弱々しいながらも心を見透かすような物乞いの目に、わたしは微動だにできなかった。
わたしは咄嗟にジーパンのポケットに手を突っ込み、1枚の硬貨を出して、年老いた物乞いの手元に投げた。
そして、わたしはすぐさま踵を返してその場を立ち去った。

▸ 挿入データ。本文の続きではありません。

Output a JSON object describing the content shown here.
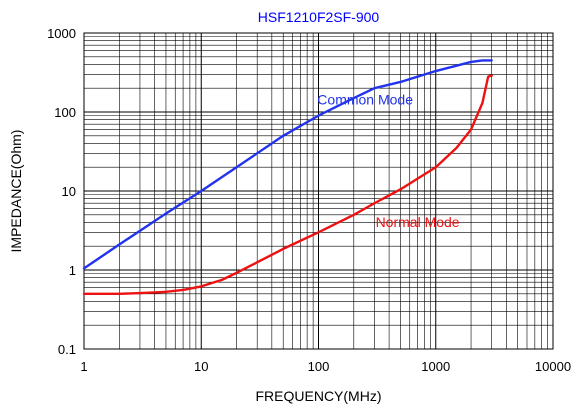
{
  "chart_data": {
    "type": "line",
    "title": "HSF1210F2SF-900",
    "xlabel": "FREQUENCY(MHz)",
    "ylabel": "IMPEDANCE(Ohm)",
    "x_scale": "log",
    "y_scale": "log",
    "xlim": [
      1,
      10000
    ],
    "ylim": [
      0.1,
      1000
    ],
    "x_ticks": [
      1,
      10,
      100,
      1000,
      10000
    ],
    "x_tick_labels": [
      "1",
      "10",
      "100",
      "1000",
      "10000"
    ],
    "y_ticks": [
      0.1,
      1,
      10,
      100,
      1000
    ],
    "y_tick_labels": [
      "0.1",
      "1",
      "10",
      "100",
      "1000"
    ],
    "grid": true,
    "legend": "none",
    "colors": {
      "title": "#0000ff",
      "grid": "#000000",
      "frame": "#000000"
    },
    "series": [
      {
        "name": "Common Mode",
        "color": "#2233ee",
        "label_at": [
          250,
          125
        ],
        "x": [
          1,
          2,
          5,
          10,
          20,
          30,
          50,
          100,
          200,
          300,
          500,
          1000,
          2000,
          2500,
          3000
        ],
        "y": [
          1.05,
          2.1,
          5.2,
          10,
          20,
          30,
          50,
          90,
          150,
          200,
          240,
          330,
          430,
          450,
          450
        ]
      },
      {
        "name": "Normal Mode",
        "color": "#ee1111",
        "label_at": [
          700,
          3.5
        ],
        "x": [
          1,
          2,
          3,
          4,
          5,
          7,
          10,
          15,
          20,
          30,
          50,
          100,
          200,
          300,
          500,
          1000,
          1500,
          2000,
          2500,
          2800,
          3000
        ],
        "y": [
          0.5,
          0.5,
          0.51,
          0.52,
          0.53,
          0.56,
          0.62,
          0.75,
          0.92,
          1.25,
          1.85,
          3,
          5,
          7,
          10.5,
          20,
          35,
          60,
          130,
          280,
          290
        ]
      }
    ]
  }
}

いや、逃げたというほうが相応しいかもしれない。
リキシャーワーラーのアジェイはタージマハルの正門に生い茂る木陰からわたしを見つけると、大きく手を振った。
わたしはそのまま何も言わずにオートリキシャーの後部座席に乗り込むと、アジェイは訝しむように尋ねた。
「何かあったのか」。
わたしは首を振って「いや」というのが精一杯だった。
タージマハルの次にいくつかの城を廻った。
シャー・ジャハーンが幽閉されたというアーグラー城、ファーテープル・スィークリー、その他もう名称を覚えられないいくつかの観光スポットを、アジェイに巡ってもらったが、わたしはそれらの入口にたむろする物乞いにばかり気をとられ、気もそぞろだった。
インドは貧困の巣窟だった。
しかもその物乞いの多くは異形の者だった。
腕や足が欠損している者、首にまるでボールのような大きなこぶがある者、顔が崩れかけた者。
それはインド社会のもうひとつの姿だった。
これまでわたしが通ってきた国にも貧困や物乞いは確実にあったはずだ。だが、わたしはほとんど彼らを見た記憶がない。

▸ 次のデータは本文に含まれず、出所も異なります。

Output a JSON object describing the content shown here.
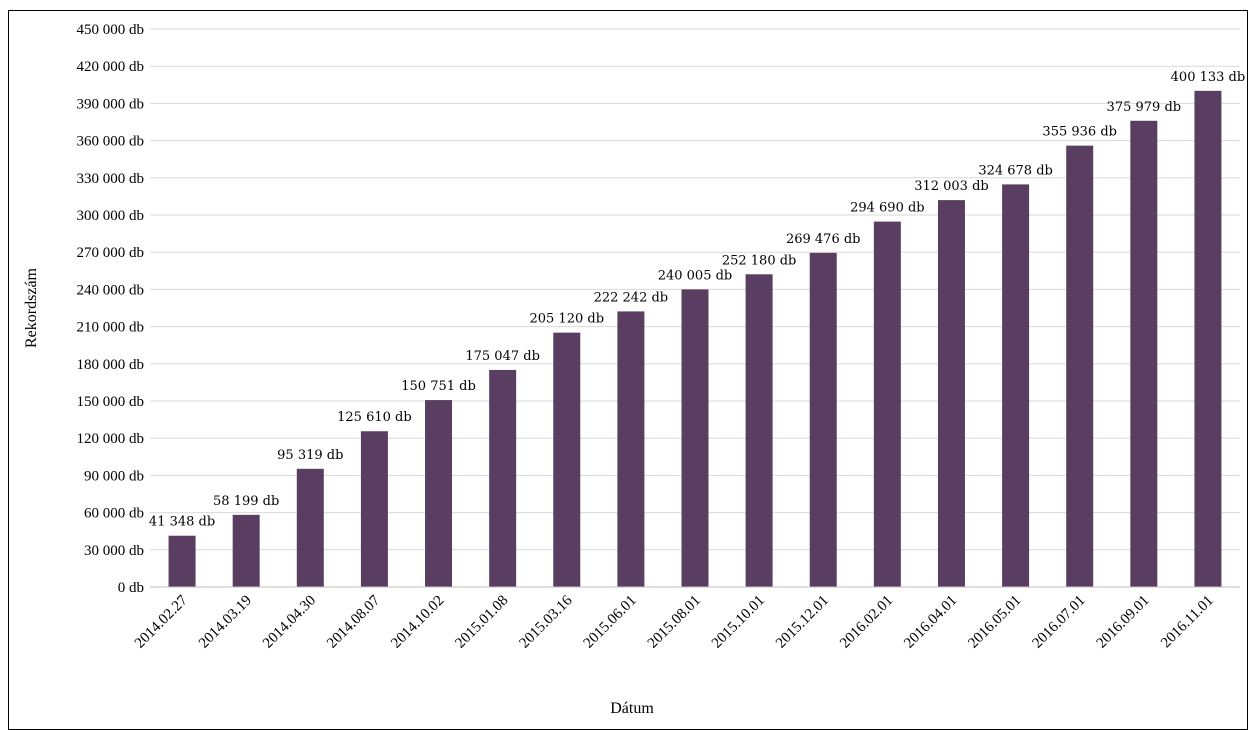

彼らはどこかに幽閉されていたのだろうか。それとも、わたしが彼らに気が付かなかったからなのだろうか。
もし、わたしが、これまで気が付かなったのであれば、一体いままでわたしは何を見てきたのだろうか。
ファーテープル・スィークリーの入場券を払い、入口の門をくぐると、5歳くらいの男の子がまとわりつき始めた。
「この城はおもしろいんだぞ」。
何度もしきりにわたしに言う。
ははぁ。ガイドをして金をせびる気だな。
アンコールワットでも同じようなことがあった。
「ガイドなら要らないよ」。
わたしが彼に言うと、突然男の子は怒りだした。
「ジャパニは嘘つきだ。金を持ってる癖に、いつも『金がない』という」。
そう言い捨てると、彼は去っていった。
確かに、彼の言うことも一理あった。少なくとも、わたしは「金がない」と言いながらも、なにがしかの金は持っていた。それはこの国の人たちからすれば大金といえる金だった。
ファテープル・スィークリーをぶらぶらと眺め、わたしはリキシャーに戻った。
「次はどこに行く?」とアジェイはきいたが、わたしは「もう帰ろう」とだけ言った。
どっと疲れが出たような気がした。
「帰りがけに、カーペット屋に寄ってもらえないか」。
「いや」と言いかけて、わたしはOKと言った。
アジェイは小さい声で「sorry」とだけ言った。
カーペット屋では営業マンが矢継ぎ早に話す営業トークをかわすのに骨が折れた。
「日本に持って行ってくれれば高く買う」。
もしかすると、これが本当のインドの姿なのか。
インド入国から約2週間。これまで通ってきた国とは全く違う世界に改めて気づかされた。
だから、衝撃度は格段に高かったよ。
これからが、インド本番だよ。
俺は師と違ってインド以前の国でも物乞いの人にあったけれど、変にこだわって、誰にも一円たりとも渡したことはなかった。一人に渡したら、全ての人に渡さないといけないような気がして・・・。
でも、どこかでなんか心傷んで、心のゲージが減っていくんだよねえ・・・。
そして、バックパッカーが必ず言う「金が無い。(アイハブNOマネー)」返答。
今の擦れた俺なら、そんな風にかわさず、「その○○(目的)に使うつもりはないんだ。」って、豪速球ではっきり言えそうな気がするよ。
日本的な曖昧回答って、海外ではほぼ通用しないよねえ。むしろ好感度としては悪くなるし。
でも、あの当時はまだそんなことを、ちゃんと分かってなかったからねえ・・・。
インドにはまた行ってみたいよ、、ホント。